2.  Redistributable (by individuals who don't charge), 30-day trial:

o  TeraByte Unlimited's BootIt Next Generation: $29.95 "shareware", 30 day trial
   http://www.terabyteunlimited.com/downloads/ .  Also reportedly on 
   Simtel sites.  Also on my machine, at http://linuxmafia.com/pub/hardware/ ,
   as bootit-ng-1.32a.zip .  Included is a diskette image.  You make the 
   image, then boot it.  (Decline its offer to "install".)


3.  Open source:

o  The ntfs-progs utilities collection from Anton Altaparmakov's 
   Linux NTFS Utilities effort, http://linux-ntfs.sourceforge.net/ 
   includes a prerelease "ntfsresize" utility, roughly similar to FIPS.
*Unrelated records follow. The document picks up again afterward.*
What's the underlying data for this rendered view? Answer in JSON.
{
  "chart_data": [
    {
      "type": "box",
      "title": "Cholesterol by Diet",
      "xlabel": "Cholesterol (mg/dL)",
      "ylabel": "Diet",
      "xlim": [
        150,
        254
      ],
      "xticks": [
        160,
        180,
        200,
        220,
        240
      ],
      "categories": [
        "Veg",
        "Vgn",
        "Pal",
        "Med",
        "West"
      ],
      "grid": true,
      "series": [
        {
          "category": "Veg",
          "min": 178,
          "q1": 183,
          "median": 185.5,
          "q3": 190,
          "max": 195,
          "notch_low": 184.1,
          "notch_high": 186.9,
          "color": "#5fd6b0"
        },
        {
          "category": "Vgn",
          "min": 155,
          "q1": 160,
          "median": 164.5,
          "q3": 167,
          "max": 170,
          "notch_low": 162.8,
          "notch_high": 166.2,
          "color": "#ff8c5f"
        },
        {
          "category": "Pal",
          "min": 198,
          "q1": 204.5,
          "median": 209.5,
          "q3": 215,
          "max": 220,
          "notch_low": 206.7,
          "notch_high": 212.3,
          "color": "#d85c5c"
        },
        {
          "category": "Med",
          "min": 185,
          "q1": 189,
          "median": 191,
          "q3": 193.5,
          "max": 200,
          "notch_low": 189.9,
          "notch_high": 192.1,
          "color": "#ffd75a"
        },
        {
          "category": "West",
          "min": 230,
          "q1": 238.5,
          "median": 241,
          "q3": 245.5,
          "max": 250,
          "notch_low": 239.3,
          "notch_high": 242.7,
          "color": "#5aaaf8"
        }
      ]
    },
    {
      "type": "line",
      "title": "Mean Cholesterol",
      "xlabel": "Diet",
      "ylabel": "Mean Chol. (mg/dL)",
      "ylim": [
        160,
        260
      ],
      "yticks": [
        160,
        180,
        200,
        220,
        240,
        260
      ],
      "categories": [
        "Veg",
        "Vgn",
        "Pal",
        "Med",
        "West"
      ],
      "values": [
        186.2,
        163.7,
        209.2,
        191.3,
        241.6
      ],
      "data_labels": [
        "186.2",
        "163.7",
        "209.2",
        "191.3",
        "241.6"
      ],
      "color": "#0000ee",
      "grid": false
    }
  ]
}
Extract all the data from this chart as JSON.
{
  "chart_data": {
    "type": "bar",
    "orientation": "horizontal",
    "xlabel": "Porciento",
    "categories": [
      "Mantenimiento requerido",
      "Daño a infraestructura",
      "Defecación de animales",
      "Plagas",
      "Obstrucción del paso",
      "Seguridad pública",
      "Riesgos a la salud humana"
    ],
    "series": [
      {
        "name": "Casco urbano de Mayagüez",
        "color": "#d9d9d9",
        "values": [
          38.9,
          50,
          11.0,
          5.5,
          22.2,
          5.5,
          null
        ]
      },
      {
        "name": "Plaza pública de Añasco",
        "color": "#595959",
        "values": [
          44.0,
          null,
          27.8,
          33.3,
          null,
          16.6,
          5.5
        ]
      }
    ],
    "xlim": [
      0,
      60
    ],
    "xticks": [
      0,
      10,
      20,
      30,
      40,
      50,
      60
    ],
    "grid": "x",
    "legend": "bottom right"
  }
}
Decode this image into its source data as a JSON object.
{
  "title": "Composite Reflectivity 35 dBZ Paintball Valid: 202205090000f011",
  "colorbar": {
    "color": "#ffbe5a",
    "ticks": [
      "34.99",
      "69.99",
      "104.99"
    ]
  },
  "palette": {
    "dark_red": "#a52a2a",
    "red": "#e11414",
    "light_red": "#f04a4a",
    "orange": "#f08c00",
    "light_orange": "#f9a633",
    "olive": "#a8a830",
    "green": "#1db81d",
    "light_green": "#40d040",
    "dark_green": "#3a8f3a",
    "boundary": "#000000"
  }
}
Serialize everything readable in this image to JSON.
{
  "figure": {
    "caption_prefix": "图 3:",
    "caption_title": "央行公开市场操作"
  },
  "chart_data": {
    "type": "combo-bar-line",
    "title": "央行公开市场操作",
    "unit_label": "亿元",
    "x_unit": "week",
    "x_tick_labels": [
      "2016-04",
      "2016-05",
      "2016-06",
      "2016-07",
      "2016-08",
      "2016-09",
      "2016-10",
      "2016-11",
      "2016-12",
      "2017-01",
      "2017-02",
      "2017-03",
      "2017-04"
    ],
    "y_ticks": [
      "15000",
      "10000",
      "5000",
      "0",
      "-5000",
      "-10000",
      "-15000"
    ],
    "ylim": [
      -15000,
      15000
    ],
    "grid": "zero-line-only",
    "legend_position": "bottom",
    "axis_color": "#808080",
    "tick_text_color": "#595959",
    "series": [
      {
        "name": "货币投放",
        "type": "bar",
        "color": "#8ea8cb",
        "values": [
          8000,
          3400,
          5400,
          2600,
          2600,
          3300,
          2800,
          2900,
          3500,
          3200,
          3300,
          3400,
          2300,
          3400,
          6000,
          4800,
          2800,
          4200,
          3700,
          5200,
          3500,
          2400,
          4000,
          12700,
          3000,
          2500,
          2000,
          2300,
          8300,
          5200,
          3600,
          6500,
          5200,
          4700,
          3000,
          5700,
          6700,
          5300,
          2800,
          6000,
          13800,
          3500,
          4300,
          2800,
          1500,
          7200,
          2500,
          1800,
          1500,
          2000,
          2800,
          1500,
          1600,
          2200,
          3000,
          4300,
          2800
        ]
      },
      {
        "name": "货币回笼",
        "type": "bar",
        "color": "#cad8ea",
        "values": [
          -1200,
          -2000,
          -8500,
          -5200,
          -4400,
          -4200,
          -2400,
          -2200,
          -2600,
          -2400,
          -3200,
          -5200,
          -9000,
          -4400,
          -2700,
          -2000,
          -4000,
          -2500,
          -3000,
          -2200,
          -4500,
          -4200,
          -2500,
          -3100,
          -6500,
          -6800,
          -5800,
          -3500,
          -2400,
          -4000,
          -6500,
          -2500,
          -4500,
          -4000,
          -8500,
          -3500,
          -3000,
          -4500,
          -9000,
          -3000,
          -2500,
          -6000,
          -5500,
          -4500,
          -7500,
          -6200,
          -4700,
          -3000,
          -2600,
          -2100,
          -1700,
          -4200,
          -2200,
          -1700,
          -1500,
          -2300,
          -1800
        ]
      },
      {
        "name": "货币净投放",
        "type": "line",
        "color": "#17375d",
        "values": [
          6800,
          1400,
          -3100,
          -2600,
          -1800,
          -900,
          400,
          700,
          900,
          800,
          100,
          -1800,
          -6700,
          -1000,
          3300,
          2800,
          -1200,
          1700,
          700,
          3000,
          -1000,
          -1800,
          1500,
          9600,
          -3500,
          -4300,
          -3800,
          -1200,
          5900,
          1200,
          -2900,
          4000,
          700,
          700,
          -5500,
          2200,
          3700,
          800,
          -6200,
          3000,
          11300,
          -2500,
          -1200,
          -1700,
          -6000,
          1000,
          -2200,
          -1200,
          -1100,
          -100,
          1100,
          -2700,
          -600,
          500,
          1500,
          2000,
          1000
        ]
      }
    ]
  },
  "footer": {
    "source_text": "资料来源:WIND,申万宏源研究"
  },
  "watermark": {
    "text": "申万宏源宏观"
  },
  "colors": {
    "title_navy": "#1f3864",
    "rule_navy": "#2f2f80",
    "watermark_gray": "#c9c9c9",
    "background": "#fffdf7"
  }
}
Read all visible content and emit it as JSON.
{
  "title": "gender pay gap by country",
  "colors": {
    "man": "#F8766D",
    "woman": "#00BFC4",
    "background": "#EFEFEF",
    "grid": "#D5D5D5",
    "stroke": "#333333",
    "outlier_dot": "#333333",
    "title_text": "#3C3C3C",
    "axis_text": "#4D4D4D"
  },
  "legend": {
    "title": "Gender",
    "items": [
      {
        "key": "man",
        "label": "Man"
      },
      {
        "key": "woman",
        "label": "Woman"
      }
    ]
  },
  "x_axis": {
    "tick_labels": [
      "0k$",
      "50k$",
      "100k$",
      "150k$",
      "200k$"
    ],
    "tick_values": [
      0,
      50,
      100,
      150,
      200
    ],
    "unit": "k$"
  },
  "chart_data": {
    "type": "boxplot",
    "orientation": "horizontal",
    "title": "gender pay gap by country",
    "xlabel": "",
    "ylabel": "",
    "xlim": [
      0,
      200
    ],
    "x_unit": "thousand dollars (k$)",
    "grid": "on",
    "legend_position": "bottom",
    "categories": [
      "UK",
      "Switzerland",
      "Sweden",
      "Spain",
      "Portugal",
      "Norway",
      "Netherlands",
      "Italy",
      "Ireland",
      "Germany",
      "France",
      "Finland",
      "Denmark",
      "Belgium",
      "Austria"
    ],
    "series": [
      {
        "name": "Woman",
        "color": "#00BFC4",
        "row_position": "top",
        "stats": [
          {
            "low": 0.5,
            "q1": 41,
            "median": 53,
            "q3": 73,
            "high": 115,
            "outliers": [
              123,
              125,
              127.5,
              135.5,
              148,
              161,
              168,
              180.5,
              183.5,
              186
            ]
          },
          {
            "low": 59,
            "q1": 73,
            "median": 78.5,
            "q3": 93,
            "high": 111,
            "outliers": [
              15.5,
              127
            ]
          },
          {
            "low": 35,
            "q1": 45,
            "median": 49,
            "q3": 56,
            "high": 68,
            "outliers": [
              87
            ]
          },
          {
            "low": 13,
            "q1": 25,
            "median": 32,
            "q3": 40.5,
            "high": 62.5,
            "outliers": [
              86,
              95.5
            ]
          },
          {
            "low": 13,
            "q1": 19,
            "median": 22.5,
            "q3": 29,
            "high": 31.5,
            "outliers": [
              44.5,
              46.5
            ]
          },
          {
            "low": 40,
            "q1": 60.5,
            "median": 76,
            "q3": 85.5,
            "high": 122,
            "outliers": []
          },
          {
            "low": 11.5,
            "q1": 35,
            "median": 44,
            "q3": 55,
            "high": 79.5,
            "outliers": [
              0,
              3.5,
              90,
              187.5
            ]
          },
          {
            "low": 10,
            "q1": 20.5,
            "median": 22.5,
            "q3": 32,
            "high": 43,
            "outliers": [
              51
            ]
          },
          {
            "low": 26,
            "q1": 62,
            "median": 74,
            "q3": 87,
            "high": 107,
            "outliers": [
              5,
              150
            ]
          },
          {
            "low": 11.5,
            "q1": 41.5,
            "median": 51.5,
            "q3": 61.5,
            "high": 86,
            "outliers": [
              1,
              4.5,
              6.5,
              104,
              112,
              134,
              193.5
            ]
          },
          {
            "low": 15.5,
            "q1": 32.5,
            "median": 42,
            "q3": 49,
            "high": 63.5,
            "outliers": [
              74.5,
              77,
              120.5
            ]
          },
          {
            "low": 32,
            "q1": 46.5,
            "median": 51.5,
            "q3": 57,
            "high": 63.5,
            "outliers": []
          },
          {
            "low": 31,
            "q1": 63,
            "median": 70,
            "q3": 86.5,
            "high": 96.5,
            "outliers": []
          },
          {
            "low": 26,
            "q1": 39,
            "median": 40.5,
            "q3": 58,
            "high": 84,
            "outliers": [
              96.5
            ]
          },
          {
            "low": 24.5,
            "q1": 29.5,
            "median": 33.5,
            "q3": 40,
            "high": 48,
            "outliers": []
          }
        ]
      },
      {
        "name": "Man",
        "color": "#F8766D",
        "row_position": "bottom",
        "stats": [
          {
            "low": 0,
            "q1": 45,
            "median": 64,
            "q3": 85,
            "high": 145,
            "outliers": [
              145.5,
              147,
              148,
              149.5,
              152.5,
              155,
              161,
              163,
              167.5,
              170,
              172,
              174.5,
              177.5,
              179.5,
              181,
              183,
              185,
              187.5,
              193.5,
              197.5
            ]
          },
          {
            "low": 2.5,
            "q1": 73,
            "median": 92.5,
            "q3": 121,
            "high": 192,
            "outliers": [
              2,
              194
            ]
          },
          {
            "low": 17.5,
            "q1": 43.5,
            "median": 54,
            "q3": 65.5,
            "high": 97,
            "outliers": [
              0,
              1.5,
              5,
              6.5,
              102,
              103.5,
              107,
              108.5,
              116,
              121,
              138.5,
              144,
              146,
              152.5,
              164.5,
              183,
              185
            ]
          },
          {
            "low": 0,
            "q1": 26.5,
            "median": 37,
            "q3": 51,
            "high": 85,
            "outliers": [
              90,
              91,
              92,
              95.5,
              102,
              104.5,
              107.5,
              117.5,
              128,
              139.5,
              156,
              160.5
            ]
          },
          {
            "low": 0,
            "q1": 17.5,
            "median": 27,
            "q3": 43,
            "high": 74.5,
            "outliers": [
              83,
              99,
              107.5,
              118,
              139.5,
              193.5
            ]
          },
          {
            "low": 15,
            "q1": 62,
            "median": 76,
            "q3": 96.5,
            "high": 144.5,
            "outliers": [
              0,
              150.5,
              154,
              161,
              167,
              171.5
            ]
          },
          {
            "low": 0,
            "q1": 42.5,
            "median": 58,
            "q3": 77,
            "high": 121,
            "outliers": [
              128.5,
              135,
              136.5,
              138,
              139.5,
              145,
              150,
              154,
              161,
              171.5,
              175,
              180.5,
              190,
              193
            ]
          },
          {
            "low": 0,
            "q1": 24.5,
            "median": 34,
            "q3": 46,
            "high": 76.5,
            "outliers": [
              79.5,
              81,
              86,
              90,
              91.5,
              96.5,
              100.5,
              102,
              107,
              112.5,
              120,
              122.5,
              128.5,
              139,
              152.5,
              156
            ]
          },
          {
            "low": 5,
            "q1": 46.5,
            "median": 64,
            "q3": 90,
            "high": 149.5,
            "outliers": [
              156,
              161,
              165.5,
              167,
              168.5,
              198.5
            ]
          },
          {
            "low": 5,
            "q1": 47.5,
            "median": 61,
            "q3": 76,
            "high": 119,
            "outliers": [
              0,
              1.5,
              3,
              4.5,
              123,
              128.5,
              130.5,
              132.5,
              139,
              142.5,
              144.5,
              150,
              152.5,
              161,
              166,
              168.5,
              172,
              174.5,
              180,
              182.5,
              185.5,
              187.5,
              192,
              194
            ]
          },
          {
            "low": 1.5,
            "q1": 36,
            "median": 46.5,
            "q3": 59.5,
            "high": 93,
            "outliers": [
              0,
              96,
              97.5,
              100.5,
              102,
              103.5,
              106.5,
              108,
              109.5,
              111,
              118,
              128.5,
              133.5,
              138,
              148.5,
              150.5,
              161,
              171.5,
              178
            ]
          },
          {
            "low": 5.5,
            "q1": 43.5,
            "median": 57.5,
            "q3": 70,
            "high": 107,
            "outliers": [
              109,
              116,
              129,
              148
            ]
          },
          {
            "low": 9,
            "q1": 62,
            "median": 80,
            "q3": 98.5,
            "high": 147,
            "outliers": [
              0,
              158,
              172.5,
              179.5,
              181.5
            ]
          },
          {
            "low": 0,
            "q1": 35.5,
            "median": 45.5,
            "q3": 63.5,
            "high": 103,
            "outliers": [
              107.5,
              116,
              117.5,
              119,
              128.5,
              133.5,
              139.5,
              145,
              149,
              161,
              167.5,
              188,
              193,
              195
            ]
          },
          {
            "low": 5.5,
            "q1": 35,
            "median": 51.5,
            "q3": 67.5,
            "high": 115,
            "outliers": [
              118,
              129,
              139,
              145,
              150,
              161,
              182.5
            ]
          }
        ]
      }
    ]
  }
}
RECOMMENDATIONS:  ntfsresize may be dangerously buggy.  Beware!  I had
to pull down developer source code from http://linux-ntfs.bkbits.net/
(BitKeeper repository), then hand-hack a Makefile just to make
ntfsresize be included in the compile process.  That isn't reassuring.
http://linuxmafia.com/pub/hardware/ carries two versions of the source
tarball, with and without my i386 Linux binaries:  

   ntfs-progs-post1.6.0-20021018-i386compiled.tar.gz
   ntfs-progs-post1.6.0-20021018.tar.gz

I recommend that Linux activists keep copies of _both_ BootIt NG (the
shareware toolkit) and the open-source ntfs-progs tools around to use
on preloads.  I further urge that you give copies of BootIt NG to
end-users _only_ if they hand you a $29.95 cheque made out to TeraByte
Unlimited for the shareware fee.  Which you then mail, to make sure it 
happens.

Why?  Because open source isn't about being too cheap to buy
proprietary software.  And it _certainly_ isn't about ripping 
off proprietary software authors.  If people object to paying, they can
try their luck with ntfsresize, or pony up $40 or more for one of the
boxed-set retail alternatives.

-- 
Cheers,                              "Azathoth need not be present to win."
Rick Moen                                       -- Charles O. Baucum, Jr.